Dalam pasal tersebut, terdapat frasa "pekerjaan lain" dalam persyaratan pendaftaran calon anggota DPD dalam pasal tersebut.
Dalam frasa tersebut tidak dijelaskan secara rinci apakah pengurus partai politik (parpol) diperbolehkan mendaftar sebagai calon anggota DPD.
Menurut MK, ada ketidakpastian hukum terkait tak adanya penjelasan atas frasa "pekerjaan lain yang dapat menimbulkan konflik kepentingan dengan tugas, wewenang, atau hak sebagai anggota DPD sesuai dengan peraturan perundang-undangan" dalam pasal tersebut.
Baca juga: MK: Pengurus Parpol Dilarang Jadi Anggota DPD
Lalu, bagaimana nasib pengurus parpol yang sudah telanjur mendaftar sebagai calon anggota DPD pada Pemilu 2019?
MK menyatakan dalam amar putusannya hari ini, Senin (23/7/2018), ada kemungkinan pengurus parpol terdampak keputusan tersebut. Terkait hal ini, MK menyatakan Komisi Pemilihan Umum (KPU) dapat memberikan kesempatan bagi pengurus parpol untuk mengundurkan diri dari keanggotaannya di partai.

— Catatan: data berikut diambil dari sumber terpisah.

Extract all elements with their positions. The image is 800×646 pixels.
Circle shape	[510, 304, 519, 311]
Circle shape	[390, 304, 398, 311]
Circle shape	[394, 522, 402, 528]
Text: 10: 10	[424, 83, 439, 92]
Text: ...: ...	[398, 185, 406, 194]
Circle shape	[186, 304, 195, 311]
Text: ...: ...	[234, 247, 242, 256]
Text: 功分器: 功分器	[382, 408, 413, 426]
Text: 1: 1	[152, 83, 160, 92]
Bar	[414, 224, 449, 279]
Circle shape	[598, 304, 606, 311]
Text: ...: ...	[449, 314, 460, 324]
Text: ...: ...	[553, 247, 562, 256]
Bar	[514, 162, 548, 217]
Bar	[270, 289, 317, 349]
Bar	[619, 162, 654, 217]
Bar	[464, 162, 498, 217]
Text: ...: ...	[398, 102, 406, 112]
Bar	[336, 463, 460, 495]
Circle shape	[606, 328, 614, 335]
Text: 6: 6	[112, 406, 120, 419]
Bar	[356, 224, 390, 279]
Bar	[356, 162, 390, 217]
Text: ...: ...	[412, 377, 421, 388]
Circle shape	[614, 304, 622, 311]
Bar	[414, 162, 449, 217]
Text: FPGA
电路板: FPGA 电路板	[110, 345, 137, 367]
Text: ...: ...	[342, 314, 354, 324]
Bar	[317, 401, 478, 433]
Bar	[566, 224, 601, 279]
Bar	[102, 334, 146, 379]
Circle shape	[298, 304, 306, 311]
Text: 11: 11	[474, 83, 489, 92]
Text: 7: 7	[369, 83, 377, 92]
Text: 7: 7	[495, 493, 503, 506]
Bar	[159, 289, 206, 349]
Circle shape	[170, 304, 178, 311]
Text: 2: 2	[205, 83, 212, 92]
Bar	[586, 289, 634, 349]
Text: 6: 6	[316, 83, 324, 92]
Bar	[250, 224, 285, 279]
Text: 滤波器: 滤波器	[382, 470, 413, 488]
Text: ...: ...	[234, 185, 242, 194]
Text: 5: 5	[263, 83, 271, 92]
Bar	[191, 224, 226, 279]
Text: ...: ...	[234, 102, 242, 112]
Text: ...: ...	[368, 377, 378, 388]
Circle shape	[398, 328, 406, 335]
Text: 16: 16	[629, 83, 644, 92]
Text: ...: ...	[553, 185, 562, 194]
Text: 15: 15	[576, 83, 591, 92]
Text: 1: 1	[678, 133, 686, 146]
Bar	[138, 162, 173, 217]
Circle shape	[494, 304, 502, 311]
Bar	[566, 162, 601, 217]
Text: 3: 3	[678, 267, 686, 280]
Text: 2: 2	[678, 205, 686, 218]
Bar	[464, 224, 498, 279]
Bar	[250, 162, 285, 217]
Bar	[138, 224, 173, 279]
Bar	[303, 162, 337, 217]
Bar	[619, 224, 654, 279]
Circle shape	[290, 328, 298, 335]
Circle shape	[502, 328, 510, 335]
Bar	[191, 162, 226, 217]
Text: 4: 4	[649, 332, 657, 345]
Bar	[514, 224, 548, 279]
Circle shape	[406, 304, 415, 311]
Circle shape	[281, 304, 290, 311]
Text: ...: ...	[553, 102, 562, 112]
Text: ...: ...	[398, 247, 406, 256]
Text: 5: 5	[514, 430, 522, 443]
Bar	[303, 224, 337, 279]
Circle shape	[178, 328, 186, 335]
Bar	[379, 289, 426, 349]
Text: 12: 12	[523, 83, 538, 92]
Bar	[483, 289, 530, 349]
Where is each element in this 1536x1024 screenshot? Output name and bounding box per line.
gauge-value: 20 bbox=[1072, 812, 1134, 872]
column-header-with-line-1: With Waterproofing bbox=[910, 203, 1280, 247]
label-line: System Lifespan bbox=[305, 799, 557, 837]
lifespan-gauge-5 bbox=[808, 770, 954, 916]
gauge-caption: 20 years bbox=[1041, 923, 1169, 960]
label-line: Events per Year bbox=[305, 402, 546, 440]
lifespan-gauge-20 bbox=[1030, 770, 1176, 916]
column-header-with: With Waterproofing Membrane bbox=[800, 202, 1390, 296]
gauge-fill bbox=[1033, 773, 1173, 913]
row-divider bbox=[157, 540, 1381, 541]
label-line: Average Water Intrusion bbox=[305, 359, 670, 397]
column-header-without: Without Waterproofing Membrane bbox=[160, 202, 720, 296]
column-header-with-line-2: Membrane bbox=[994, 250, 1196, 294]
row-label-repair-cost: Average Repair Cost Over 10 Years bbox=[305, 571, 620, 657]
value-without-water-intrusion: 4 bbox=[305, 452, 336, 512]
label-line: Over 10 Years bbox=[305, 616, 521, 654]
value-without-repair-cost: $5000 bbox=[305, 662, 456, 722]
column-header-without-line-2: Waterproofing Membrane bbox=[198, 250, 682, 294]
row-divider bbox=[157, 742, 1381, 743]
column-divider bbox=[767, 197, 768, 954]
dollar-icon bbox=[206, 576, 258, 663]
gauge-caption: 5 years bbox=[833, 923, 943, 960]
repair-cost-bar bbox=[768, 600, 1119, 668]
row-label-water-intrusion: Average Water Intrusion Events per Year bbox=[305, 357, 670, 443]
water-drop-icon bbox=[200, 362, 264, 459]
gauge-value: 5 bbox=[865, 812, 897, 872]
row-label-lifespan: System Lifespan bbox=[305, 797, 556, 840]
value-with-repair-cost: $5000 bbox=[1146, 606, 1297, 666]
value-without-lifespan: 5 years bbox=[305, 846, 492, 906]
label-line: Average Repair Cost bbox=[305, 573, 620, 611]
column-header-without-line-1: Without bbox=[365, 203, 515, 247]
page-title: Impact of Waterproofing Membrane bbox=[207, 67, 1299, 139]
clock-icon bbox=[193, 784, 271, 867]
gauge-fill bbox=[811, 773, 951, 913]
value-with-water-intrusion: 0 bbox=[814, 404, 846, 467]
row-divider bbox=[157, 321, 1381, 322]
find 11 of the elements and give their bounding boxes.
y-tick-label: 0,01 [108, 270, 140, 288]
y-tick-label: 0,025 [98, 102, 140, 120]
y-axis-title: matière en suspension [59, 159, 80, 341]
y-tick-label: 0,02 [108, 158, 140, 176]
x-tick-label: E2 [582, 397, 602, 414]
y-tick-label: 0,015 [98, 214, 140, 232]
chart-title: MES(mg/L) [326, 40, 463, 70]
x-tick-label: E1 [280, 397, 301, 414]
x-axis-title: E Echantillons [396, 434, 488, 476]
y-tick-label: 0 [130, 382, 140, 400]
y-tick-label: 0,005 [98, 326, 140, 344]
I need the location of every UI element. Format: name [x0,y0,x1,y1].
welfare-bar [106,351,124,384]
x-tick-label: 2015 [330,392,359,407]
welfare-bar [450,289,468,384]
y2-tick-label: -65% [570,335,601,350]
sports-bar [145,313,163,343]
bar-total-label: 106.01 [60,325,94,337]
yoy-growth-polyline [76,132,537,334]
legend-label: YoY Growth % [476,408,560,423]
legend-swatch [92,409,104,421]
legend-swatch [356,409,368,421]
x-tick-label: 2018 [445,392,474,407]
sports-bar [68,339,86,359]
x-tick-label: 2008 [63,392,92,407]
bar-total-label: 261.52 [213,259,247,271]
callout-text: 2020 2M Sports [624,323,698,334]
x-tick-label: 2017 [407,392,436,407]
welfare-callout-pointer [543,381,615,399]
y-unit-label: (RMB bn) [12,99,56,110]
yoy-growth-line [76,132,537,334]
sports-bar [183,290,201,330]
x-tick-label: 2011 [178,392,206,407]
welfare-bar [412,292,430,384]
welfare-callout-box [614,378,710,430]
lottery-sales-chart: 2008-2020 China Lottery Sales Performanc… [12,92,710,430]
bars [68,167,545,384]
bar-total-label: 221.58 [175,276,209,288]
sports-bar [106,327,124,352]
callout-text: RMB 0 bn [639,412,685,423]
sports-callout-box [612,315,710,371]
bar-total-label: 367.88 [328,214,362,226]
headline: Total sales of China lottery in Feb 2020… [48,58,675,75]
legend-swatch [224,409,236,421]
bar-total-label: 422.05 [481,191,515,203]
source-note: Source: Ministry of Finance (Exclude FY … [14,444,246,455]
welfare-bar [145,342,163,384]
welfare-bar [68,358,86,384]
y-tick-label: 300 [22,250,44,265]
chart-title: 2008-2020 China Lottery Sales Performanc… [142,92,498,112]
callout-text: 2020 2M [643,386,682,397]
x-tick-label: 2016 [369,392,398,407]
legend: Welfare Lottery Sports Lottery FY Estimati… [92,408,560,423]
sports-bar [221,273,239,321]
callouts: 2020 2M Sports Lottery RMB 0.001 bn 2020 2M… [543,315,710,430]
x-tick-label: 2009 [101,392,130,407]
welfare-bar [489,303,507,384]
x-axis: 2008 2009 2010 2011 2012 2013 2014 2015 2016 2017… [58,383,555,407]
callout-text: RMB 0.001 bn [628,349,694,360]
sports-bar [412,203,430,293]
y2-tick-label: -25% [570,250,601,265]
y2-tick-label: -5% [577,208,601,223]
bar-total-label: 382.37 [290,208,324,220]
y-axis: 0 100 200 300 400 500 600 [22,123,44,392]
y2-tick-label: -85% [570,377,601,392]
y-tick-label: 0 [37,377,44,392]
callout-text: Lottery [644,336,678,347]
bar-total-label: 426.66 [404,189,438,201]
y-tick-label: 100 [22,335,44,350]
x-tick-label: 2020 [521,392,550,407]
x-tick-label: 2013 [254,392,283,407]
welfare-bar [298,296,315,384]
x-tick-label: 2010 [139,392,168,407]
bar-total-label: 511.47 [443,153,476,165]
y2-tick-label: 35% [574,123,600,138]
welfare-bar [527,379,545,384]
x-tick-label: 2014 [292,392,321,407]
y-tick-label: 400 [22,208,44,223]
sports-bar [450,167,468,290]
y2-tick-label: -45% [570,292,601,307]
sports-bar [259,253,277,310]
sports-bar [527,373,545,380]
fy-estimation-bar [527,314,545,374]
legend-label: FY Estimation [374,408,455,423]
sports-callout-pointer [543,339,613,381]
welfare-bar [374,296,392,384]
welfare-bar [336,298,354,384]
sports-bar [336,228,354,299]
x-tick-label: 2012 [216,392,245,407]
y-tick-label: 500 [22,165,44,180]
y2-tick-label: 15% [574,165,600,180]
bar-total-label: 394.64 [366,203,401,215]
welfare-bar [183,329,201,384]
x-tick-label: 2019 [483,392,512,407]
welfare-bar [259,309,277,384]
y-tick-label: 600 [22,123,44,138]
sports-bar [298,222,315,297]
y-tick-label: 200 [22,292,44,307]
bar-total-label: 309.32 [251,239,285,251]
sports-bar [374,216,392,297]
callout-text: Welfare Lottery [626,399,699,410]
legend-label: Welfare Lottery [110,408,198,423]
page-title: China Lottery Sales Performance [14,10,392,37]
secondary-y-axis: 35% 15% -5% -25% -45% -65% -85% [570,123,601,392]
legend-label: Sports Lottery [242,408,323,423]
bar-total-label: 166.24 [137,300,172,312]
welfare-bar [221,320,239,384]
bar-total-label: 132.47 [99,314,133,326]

"KPU dapat memberikan kesempatan bagi yang bersangkutan untuk tetap sebagai calon anggota DPD sepanjang telah menyatakan mengundurkan diri dari kepengurusan parpol," tulis MK.
Baca juga: Ini Alasan MK Larang Pengurus Parpol Jadi Anggota DPD
Pengunduran diri tersebut dibuktikan dengan pernyataan tertulis yang bernilai hukum perihal pengunduran diri yang dimaksud. Dengan demikian, untuk selanjutnya anggota DPD sejak Pemilu 2019 dan pemilu-pemilu setelahnya yang menjadi pengurus parpol adalah bertentangan dengan UUD 1945.
Uji materi pasal 182 huruf l UU Pemilu diajukan oleh Muhammad Hafidz. Dalam permohonannya, Hafidz menyatakan hingga akhir tahun 2017 lalu, ada 78 dari 132 anggota DPD yang merupakan pengurus parpol.
Dari data tersebut, terlihat yang terbanyak adalah berasal dari Partai Hanura (28 orang), Partai Golkar (14 orang), dan Partai Persatuan Pembangunan atau PPP (8 orang).
Menurut Hafidz, apabila pengurus parpol menjadi anggota DPD, maka akan ada benturan kepentingan. Ujungnya adalah berubahnya original intent atau tujuan awal pembentukan DPD sebagai representasi daerah.